Monday, December 08, 2014

Is Medicaid expansion reducing SSI claims? If so, an uninsured diabetic in Tennessee called it

There is some evidence that the ACA's Medicaid expansion may be reducing claims for Supplemental Security Income (SSI). While such claims are dropping across the US as employment picks up, they're dropping somewhat faster in states that opted in to the ACA Medicaid expansion Modern Healthcare's Virgil Dickson reports:
The number of Americans applying for Supplemental Security Income benefits dropped in the first six months of this year compared to the same period last year, and experts are debating whether the decline is partly related to the healthcare reform law's Medicaid expansion to low-income adults.

A total of 1,189,567 SSI disability claims—mostly related to physical or mental disability— were filed in the first six months of 2014, compared with 1,330,169 during the same period last year, a drop of 10.6%, according to data obtained by Modern Healthcare from the Social Security Administration through a Freedom of Information Act request. The total decline in SSI claims in states that expanded Medicaid in the first six months of 2014 was 11.2%, compared with 10.0% in non-expansion states.
Back in June 2012, an uninsured diabetic waiting in line for treatment at a Remote Area Medical clinic in rural Tennessee forecast such a drop to New Republic reporter Alec MacGillis:

..it it was hard to find visitors to the clinic who would not benefit directly from the law. Barbara Hickey, 54, is a diabetic who lost her insurance five years ago when her husband was injured at his job making fiberglass pipes. She gets discounted diabetic medication from a charity, but came to the clinic to ask a doctor about blood in her urine.
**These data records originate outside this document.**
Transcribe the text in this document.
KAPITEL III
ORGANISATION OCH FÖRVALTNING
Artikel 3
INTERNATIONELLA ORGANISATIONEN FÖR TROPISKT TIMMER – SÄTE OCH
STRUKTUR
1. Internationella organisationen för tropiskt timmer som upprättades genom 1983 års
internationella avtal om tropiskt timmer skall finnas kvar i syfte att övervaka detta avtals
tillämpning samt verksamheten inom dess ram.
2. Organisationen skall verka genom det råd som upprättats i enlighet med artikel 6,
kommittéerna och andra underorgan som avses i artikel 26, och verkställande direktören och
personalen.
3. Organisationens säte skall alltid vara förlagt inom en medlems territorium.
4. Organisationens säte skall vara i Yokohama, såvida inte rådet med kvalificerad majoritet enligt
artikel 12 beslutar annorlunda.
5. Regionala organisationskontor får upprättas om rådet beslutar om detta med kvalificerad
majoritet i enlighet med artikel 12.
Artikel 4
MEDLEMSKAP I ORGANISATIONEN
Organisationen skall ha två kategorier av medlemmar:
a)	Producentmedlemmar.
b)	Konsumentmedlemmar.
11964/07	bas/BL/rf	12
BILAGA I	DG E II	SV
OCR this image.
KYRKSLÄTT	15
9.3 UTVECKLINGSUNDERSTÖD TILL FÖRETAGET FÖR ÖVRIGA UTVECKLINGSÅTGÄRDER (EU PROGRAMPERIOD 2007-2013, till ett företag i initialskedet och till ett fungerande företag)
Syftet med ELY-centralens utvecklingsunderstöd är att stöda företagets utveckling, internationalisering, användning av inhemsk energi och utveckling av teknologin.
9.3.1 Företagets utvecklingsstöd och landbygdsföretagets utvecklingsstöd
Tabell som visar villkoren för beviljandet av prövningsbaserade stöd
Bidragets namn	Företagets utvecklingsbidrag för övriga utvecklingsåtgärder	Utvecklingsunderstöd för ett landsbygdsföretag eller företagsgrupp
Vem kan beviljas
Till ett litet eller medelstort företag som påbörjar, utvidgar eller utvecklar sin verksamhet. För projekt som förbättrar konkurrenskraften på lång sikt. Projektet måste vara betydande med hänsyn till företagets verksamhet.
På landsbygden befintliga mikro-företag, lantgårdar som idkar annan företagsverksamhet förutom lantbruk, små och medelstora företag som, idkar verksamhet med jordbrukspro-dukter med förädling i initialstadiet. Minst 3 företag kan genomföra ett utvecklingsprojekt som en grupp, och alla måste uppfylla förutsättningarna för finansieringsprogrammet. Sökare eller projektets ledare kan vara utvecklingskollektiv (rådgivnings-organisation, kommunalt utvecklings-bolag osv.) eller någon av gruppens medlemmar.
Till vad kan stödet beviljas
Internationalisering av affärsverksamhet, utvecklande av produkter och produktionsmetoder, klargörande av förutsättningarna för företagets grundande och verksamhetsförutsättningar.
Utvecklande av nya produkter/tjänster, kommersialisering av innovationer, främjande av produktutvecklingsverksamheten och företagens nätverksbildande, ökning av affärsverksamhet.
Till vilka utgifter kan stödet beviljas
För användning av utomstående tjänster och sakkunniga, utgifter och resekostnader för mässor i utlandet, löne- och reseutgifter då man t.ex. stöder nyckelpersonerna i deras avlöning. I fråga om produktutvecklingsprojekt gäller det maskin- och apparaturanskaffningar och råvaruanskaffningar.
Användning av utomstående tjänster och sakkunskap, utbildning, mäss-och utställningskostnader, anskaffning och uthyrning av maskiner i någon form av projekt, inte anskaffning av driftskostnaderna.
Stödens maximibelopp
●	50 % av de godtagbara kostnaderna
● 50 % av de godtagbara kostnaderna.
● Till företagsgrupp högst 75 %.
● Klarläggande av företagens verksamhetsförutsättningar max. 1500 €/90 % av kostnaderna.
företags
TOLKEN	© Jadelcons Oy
Under the law, she would qualify for Medicaid. Her eyebrows shot up as the law was described to her. "If they put that law into effect, a lot of people won't need disability," she said. "A lot of people go onto disability because they can't afford health insurance."
Some of the health policy people Dickson (and colleagues Rachel Landen and Paul Demko) spoke to have noticed as much:
“Prior to the Medicaid expansion, if you were a poor individual with serious health issues, if you didn't have children, SSI may well have been the only path to health insurance,” said Elizabeth Lower-Basch, a policy coordinator at the Center for Law and Social Policy, a liberal think tank based in Washington, D.C. “At least some people are likely to have applied for SSI more for the health insurance coverage than for the income. With expanded Medicaid eligibility, they wouldn't need to do so.”
That said, the evidence thus far is nascent and modest. Dickson closes with a fair assessment:
Some experts cautioned that the drop in SSI claims would have to continue for several years at a greater pace in expansion states than non-expansion states to demonstrate that Medicaid expansion was the likely cause of the decline.

Arkansas State Sen. Jonathan Dismang, a Republican who supported Medicaid expansion, said he and his colleagues had hoped that expanding Medicaid would reduce the number of people in the SSI program. “It's too early to say with any certainty that that's the case,” he said. “I think that there's an indication that there has been an impact.”